The focus of the civil justice system over the past number of years has, in large measure, been driven by a desire to both reduce the skyrocketing costs associated with litigation as well as the time frame for rendering a decision. As may be readily seen, these two goals are inter-related.
Despite the best efforts by the judiciary and the legal profession to accomplish the foregoing goals, the results have been far from satisfactory. As a result, more and more clients are asking their counsel “Is there a better way?”
The logical and rational answer is yes, through the means of alternative dispute resolution. The two aspects of alternative dispute resolution are mediation and arbitration. There are a number of differences between mediation and arbitration – some of them obvious and others more subtle. The main difference, however, is that mediation is a consensual process – in essence a form of controlled negotiation, while arbitration, while consensual at the outset, the ultimate result is an imposed resolution.

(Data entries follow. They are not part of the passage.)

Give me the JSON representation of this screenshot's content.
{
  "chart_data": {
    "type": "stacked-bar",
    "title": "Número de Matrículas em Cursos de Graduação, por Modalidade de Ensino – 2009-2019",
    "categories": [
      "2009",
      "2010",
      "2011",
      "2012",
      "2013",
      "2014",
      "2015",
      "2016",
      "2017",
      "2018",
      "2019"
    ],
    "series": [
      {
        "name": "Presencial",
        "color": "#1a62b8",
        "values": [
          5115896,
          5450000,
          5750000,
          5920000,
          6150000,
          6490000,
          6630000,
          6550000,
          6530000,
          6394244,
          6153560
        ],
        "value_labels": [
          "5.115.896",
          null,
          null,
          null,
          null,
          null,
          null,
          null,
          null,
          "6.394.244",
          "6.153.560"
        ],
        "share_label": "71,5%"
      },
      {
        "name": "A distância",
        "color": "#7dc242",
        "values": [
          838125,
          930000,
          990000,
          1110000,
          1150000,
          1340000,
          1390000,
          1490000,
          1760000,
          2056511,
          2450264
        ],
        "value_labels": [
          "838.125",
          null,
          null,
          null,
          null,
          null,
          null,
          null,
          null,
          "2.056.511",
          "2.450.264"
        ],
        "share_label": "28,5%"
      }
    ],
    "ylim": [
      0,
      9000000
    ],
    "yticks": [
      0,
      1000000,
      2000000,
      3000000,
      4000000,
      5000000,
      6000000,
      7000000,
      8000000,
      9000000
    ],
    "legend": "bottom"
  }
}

While the benefits of arbitration versus litigation may, at first blush, appear obvious (and will be referenced shortly), the over arching caveat is that an arbitration, in my opinion, requires more skillful and adroit participants by way of an arbitrator and counsel then one may well expect in the litigation process. A judge by virtue of having been vetted prior to his appointment and for historical reasons has a certain stature that both counsel and clients may acknowledge at the outset. On the other hand, an arbitrator has had to “earn that respect” both in terms of their past performance and the conduct of the current arbitration. It is therefore important that in selecting an arbitrator, due regard must be given to not only his competency, his ethical standards and intellectual honesty, but also, common sense and commitment to the practical. Only in this way, will the twin benefits that are seen in arbitration, i.e. savings of time and costs, likely to be achieved.
Moreover, as an arbitration does not have the “trappings” that a court proceeding would have, it is all that more important that the clients come away from the process feeling that win or lose, the case has been fairly and assiduously addressed by the arbitrator. They must walk away with a “good taste in their mouth”.
As well, because of the important consensual aspects of arbitration such as the selection of the arbitrator and the input into the process, the choice of counsel is also important. He or she must be a person who is capable, practical and have in mind at all times the ultimate goal as to why their clients have selected arbitration – to achieve a fair result by minimizing the cost and maximizing the timeline.
Arbitration presents an effective dispute resolution mechanism in the right hands. Otherwise, it can prove to be a more destructive process than litigation because the parties will generally have had higher expectations as to the benefits of arbitration over the litigation process. If those expectations prove to be illusory, their disappointment will be palpable.